Punishing a horse…. the nonsense of this!
Even if you don’t want to, it could happen that you’re prompted by frustrations or strong emotions to punish the horse.
With punishing I mean: you use violence to prevent that the horse does something you don’t want or to discourage undesirable behaviour. Violence is: verbal (yelling, swearing) or physical pain. There are however many reasons not to punish!
4 important reasons not to punish a horse:
1. Punishing often hurts.
With pain horses don’t think anymore but react in a reflex, this means: learning moment gone! Let the horse think with you and encourage it to give its opinion, even if this isn’t the same opinion…Horses should be allowed to show their feelings, their frustrations and fears. It is not fair to punish a horse for this. And it’s not fair to punish a horse because it doesn’t understand what we are asking it to do. It’s important that we see horses as our partners.

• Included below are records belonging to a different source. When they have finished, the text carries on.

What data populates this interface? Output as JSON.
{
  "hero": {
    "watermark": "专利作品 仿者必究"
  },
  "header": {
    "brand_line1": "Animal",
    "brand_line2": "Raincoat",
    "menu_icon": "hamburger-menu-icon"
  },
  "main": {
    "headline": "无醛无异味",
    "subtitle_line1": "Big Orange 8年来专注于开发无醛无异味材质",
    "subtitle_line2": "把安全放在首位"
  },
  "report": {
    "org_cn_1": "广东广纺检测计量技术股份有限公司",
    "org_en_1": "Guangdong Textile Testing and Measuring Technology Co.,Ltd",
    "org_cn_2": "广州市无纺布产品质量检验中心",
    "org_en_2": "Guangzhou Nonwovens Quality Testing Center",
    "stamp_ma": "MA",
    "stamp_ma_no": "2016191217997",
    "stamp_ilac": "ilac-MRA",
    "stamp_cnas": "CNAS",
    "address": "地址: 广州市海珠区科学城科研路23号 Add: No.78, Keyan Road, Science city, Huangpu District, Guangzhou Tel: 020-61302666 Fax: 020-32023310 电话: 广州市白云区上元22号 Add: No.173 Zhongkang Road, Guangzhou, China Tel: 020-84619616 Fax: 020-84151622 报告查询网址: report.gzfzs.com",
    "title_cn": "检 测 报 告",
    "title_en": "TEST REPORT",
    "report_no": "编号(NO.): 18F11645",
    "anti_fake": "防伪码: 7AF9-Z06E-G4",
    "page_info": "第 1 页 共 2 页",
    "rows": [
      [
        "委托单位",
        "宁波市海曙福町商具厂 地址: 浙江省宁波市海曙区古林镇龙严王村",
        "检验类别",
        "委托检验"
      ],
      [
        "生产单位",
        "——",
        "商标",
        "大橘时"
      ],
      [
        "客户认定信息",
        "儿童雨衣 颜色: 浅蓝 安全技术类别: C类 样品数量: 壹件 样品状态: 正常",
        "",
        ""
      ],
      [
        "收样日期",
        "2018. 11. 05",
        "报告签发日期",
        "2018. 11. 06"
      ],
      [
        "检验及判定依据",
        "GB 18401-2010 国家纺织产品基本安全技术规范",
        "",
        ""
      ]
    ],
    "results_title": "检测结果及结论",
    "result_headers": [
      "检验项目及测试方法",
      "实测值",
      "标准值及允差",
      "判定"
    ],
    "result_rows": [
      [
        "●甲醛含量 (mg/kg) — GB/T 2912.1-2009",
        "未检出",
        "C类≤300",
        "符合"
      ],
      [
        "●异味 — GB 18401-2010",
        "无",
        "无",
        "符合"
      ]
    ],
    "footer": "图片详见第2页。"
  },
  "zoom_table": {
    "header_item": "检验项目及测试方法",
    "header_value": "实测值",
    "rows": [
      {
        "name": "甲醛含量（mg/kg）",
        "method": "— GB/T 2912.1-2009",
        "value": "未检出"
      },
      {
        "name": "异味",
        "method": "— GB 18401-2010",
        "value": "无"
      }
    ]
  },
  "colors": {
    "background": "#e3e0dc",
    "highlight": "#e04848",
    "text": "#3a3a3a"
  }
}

2. Punishment often comes too late.
When you don’t punish ON or JUST AFTER the moment of the “undesired behaviour”, the horse doesn’t learn the correct connection. And as punishment most of the times comes too late, the horse will make a wrong connection, for example: “When I turn back to my human, after I tried to run away on the longe, I get hit, so I will not do that anymore”.
3. The horse doesn’t learn the most important thing.
If the punishment would come on time and the horse does make the correct connection, the horse learns what he isn’t allowed to do but he doesn’t learn what he is allowed/asked to do.
4. Punishing a horse causes fear.
However, in most cases horses don’t associate punishment with the behaviour for which they’re being punished, but they do with the person punishing them! The horse therefore doesn’t learn that he isn’t allowed to show a certain behaviour but he does learn that you’re going to hurt him on unexpected moments and this means you’re not to be trusted! He can be frightened by his “punisher”. Because you lose your patience and your calmness you also come across instable and this can generate defensive behaviour.
Reward instead of punishment
So you see, punishing a horse is pointless. It is better to reward everything that goes well or in the correct direction, and to ignore what is not going as well or to change it to something positive! Always try in everything you do to omit the “I say, you do” way and think from the intention: “Be together, try together & learn together!”